FROM THE VIDEO

Key moments from Is Your PD Structure Sabotaging Your Mathematics Goals? with the Make Math Moments coaches:

  • The moment a coach names the trap of spreading help so thin it never lands: a mile wide and an inch deep. Watch at 04:57
  • The real choice behind every plan: nudge many skills a fraction, or take a few and go deep. Watch at 09:06
  • The question to ask when a routine stops working: is the structure more important, or is the goal? Watch at 11:08

Common questions from parents

My child struggles in several subjects. How do I choose one thing to focus on?

Start with the most foundational skill the others lean on, the one whose absence shows up everywhere. For reading that is usually decoding the sounds in words; for math it is often number sense. Watch where your child gets stuck most often across the week, and let that be the one place you go deep first.

How long should I stick with one program before switching?

Long enough to judge it fairly. Give a consistent method several weeks of short daily practice before you decide. If there is steady movement, stay with it. If there is none, and the approach leans on guessing from pictures or context rather than building skills in order, that is a reason to redesign, not to add another program on top.

Is focusing on one skill unfair to the other things my child needs?

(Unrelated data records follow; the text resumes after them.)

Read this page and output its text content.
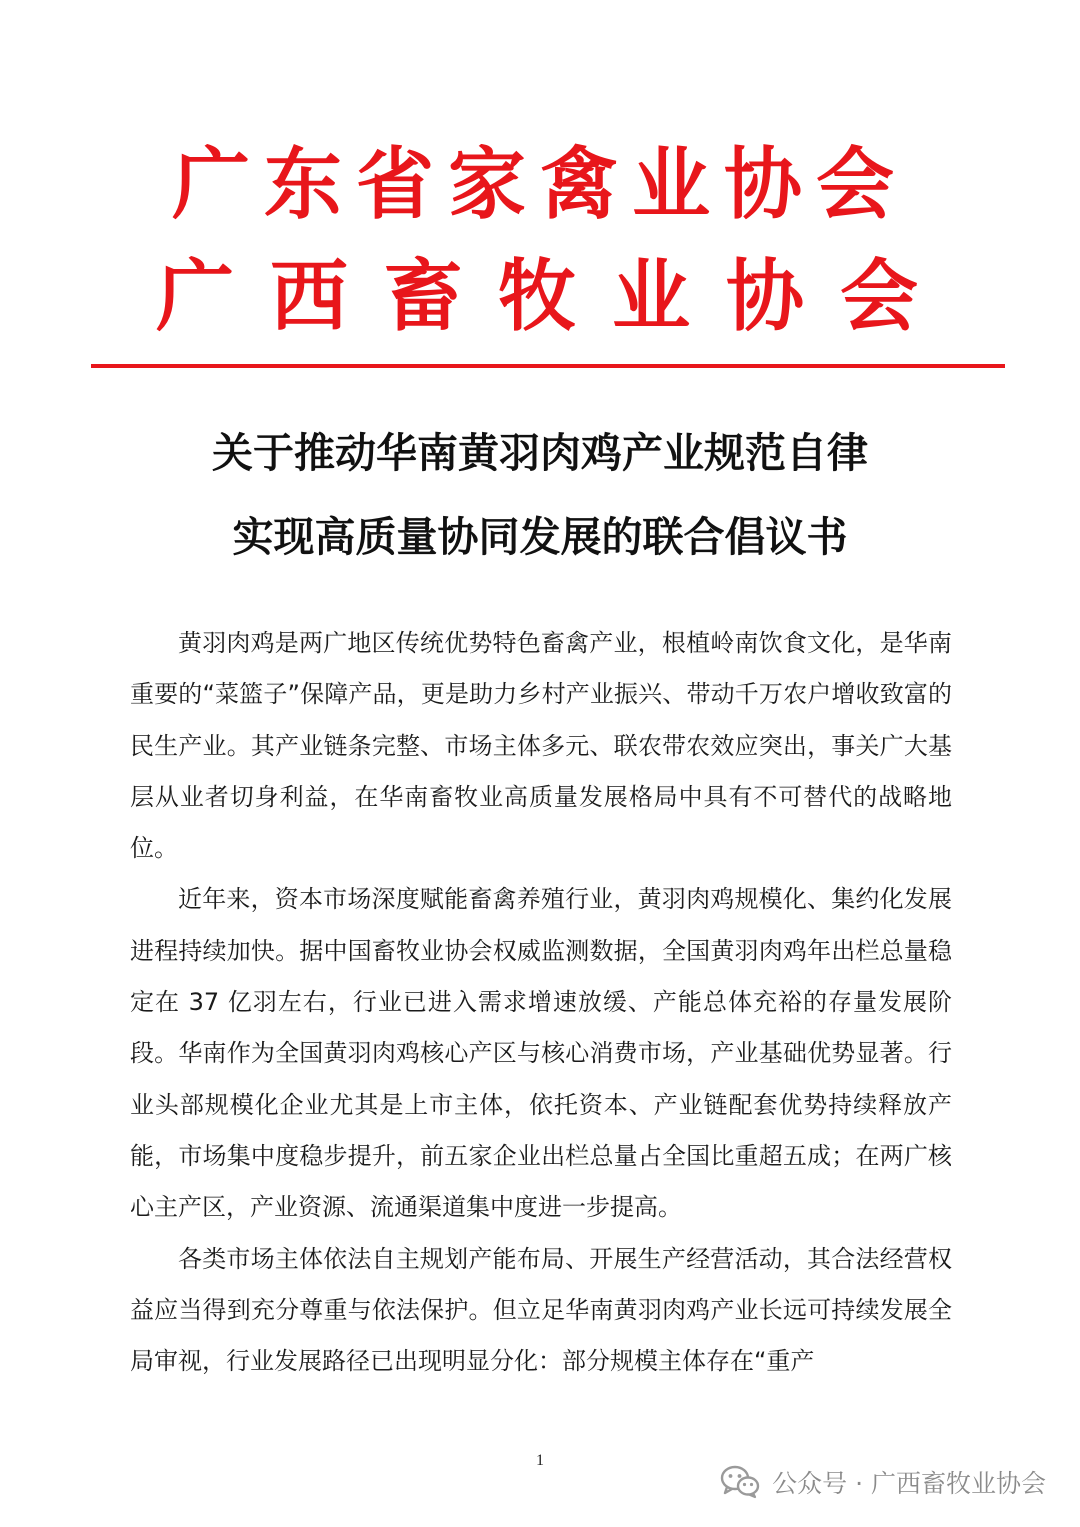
广东省家禽业协会
广西畜牧业协会
关于推动华南黄羽肉鸡产业规范自律
实现高质量协同发展的联合倡议书

黄羽肉鸡是两广地区传统优势特色畜禽产业，根植岭南饮食文化，是华南重要的“菜篮子”保障产品，更是助力乡村产业振兴、带动千万农户增收致富的民生产业。其产业链条完整、市场主体多元、联农带农效应突出，事关广大基层从业者切身利益，在华南畜牧业高质量发展格局中具有不可替代的战略地位。

近年来，资本市场深度赋能畜禽养殖行业，黄羽肉鸡规模化、集约化发展进程持续加快。据中国畜牧业协会权威监测数据，全国黄羽肉鸡年出栏总量稳定在 37 亿羽左右，行业已进入需求增速放缓、产能总体充裕的存量发展阶段。华南作为全国黄羽肉鸡核心产区与核心消费市场，产业基础优势显著。行业头部规模化企业尤其是上市主体，依托资本、产业链配套优势持续释放产能，市场集中度稳步提升，前五家企业出栏总量占全国比重超五成；在两广核心主产区，产业资源、流通渠道集中度进一步提高。

各类市场主体依法自主规划产能布局、开展生产经营活动，其合法经营权益应当得到充分尊重与依法保护。但立足华南黄羽肉鸡产业长远可持续发展全局审视，行业发展路径已出现明显分化：部分规模主体存在“重产

1
公众号 · 广西畜牧业协会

It feels that way, which is why so many families avoid it. Depth in one place compounds and frees up attention for the next skill, while spreading effort across everything moves each one a fraction and leaves the child starting over. Narrow and consistent reaches further over a year than wide and scattered.

How do I know whether my child needs a formal evaluation?

Your own observation and a parent screener are a starting point, not a diagnosis. If your child might need formal accommodations such as an IEP or a 504 plan, or you suspect a vision, hearing, or medical cause, pursue a professional evaluation too, because that is the only route to those supports. The home practice and the evaluation work alongside each other.